Abstand schwer möglich

Assistenz und Pflege vor großen Herausforderungen

  • Claudia Krieg
  • Lesedauer: 3 Min.

»Wir müssen sehr schwierige Entwicklungen kalkulieren«, sagt Philipp Oehme von der Geschäftsleitung des ambulanten Pflegedienstes Neue Lebenswege dem »nd«. Derzeit könne man dank hochmotivierter Mitarbeiter*innen noch alle geplanten Dienste aufrechterhalten, so Oehme. Der Aufwand sei jedoch enorm. Er geht davon aus, dass sich die Verfügbarkeit und Flexibilität von Assistent*innen deutlich verringern werden. Die Coronakrise fordere ein hohes Maß an Verständnis, persönlichem Einsatz und Vertrauen, erklärt der geschäftsführende Mitarbeiter.

Ein Vertrauen auf Vorschuss - noch fehlt es vielen Assistent*innen und Assistenznehmer*innen an Gewissheit, ob sie sicher durch die Krisenzeit kommen. Die Einstufung von Assistent*innen als systemrelevant bedeutet nämlich noch lange keinen ausreichenden Zugang zu Testmöglichkeiten und Schutzausrüstung - letztere steht derzeit nicht einmal Kliniken und Hausarztpraxen in ausreichendem Umfang zur Verfügung.

Dabei birgt die Lage laut Oehme für die Assistenznehmer*innen ein sehr viel höheres individuelles Risiko, als dies aus anderen Bereichen bekannt ist. »Es geht ja nicht nur um die tagtägliche Unterstützung. Uns erreichen auch Fragen zu möglichen Krankenhausaufenthalten. Manche benötigen dort unterstützte Kommunikation. Es gibt Ängste, dort in der Versorgung eingeschränkt oder von der Kommunikation abgeschnitten zu werden.« Nicht ganz zu Unrecht: Einmal am Tag eine Stunde Besuch, allerdings nicht von Kindern unter 16 Jahren oder von Menschen mit Atemwegsinfektionen - so sieht es die zweite Verordnung zur Eindämmung des Coronavirus in Berlin für Patient*innen von Krankenhäusern vor. Das gleiche gilt für Bewohner*innen von Pflegeheimen.

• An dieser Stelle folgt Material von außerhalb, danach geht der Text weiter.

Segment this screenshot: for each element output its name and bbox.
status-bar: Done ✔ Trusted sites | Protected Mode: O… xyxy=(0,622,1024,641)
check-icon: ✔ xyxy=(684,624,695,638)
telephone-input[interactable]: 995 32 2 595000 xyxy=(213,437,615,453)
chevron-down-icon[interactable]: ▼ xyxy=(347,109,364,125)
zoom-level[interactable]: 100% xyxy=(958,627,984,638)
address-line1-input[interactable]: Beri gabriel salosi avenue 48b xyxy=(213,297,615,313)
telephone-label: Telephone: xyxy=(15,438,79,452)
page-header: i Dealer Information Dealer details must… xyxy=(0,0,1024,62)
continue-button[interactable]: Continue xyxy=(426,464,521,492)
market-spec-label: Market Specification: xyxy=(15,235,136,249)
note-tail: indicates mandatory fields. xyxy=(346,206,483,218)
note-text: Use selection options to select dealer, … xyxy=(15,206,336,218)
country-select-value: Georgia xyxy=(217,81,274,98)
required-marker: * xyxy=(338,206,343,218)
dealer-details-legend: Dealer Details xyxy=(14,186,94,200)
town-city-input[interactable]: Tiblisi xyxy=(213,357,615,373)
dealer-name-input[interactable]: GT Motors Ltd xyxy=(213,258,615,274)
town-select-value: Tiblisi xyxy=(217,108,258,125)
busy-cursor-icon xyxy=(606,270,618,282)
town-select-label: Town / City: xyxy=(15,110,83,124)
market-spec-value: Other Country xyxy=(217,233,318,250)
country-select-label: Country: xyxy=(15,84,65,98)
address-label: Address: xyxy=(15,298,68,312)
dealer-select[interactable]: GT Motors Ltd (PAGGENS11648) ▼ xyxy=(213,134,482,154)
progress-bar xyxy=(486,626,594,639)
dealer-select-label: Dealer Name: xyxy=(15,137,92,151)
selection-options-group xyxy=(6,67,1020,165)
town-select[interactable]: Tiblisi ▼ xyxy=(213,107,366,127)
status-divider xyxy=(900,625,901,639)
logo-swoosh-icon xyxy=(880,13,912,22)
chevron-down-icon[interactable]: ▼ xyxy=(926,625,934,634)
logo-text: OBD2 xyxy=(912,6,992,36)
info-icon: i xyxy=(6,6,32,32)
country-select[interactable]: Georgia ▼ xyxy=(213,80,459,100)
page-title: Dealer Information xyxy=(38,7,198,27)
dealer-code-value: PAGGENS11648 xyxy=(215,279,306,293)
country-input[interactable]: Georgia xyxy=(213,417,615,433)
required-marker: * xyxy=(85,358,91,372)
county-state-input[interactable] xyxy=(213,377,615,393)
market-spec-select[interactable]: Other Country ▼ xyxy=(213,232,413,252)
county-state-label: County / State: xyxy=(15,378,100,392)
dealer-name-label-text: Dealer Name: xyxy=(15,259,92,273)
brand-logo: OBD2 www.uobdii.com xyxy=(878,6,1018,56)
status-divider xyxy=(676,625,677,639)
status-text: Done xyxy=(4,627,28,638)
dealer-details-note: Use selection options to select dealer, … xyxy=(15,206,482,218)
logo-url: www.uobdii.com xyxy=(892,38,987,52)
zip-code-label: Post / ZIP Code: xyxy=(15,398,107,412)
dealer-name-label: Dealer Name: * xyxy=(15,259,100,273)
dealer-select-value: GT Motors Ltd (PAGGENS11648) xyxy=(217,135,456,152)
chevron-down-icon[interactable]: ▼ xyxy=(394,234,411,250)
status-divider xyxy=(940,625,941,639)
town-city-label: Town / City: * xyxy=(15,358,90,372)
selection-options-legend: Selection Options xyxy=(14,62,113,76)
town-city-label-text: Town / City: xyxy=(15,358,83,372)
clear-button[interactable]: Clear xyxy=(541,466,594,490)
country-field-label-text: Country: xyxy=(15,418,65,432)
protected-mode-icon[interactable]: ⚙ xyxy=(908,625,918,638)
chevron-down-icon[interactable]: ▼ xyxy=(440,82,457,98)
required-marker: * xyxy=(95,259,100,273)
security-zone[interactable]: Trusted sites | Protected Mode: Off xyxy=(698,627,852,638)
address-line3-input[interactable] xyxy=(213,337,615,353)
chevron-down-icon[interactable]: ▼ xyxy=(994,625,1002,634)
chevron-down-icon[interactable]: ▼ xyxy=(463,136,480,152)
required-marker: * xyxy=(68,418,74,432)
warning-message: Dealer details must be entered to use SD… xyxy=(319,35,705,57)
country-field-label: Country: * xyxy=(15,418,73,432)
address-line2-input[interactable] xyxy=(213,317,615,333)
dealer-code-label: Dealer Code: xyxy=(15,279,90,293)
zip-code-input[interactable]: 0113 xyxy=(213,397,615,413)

Einen Notbetrieb in der Schule oder im Kindergarten kann man sich vorstellen: Vier Kinder werden von zwei Lehrer*innen oder Erzieher*innen betreut. Was aber bedeutet ein Notbetrieb für Menschen, die Anspruch auf Tages- oder Nachtpflege haben? Deren Einrichtungen im Zuge der Coronakrise schließen müssen und nun ebenfalls nur noch eine Notbetreuung anbieten dürfen - und das auch nur, wenn die Angehörigen Beschäftigungen nachgehen, die für die Aufrechterhaltung des öffentlichen Lebens als wichtig angesehen werden.

Viele Menschen mit Behinderungen verbleiben, da viele Werkstätten und Tagesförderstätten nicht geöffnet werden, bei Angehörigen oder in ambulanten oder besonderen Wohnformen. »Wir haben von vielen Angehörigen sehr verständnisvolle Rückmeldungen bekommen. Die, die viel Kontakt hatten, kommen nach wie vor weiter vorbei, halten sich aber ganz selbstverständlich an die Ein-Stunden-Regelung«, berichtet Antje W. vom Verein Lebenshilfe. Sie leitet eine Einrichtung, in der 24 Klient*innen mit hohem und komplexem Unterstützungsbedarf untergebracht sind. Manche Angehörige würden auch ganz auf Besuche verzichten. »Hier müssen wir schauen, wie es sich auf die Bewohner auswirkt«, so die Mitarbeiterin.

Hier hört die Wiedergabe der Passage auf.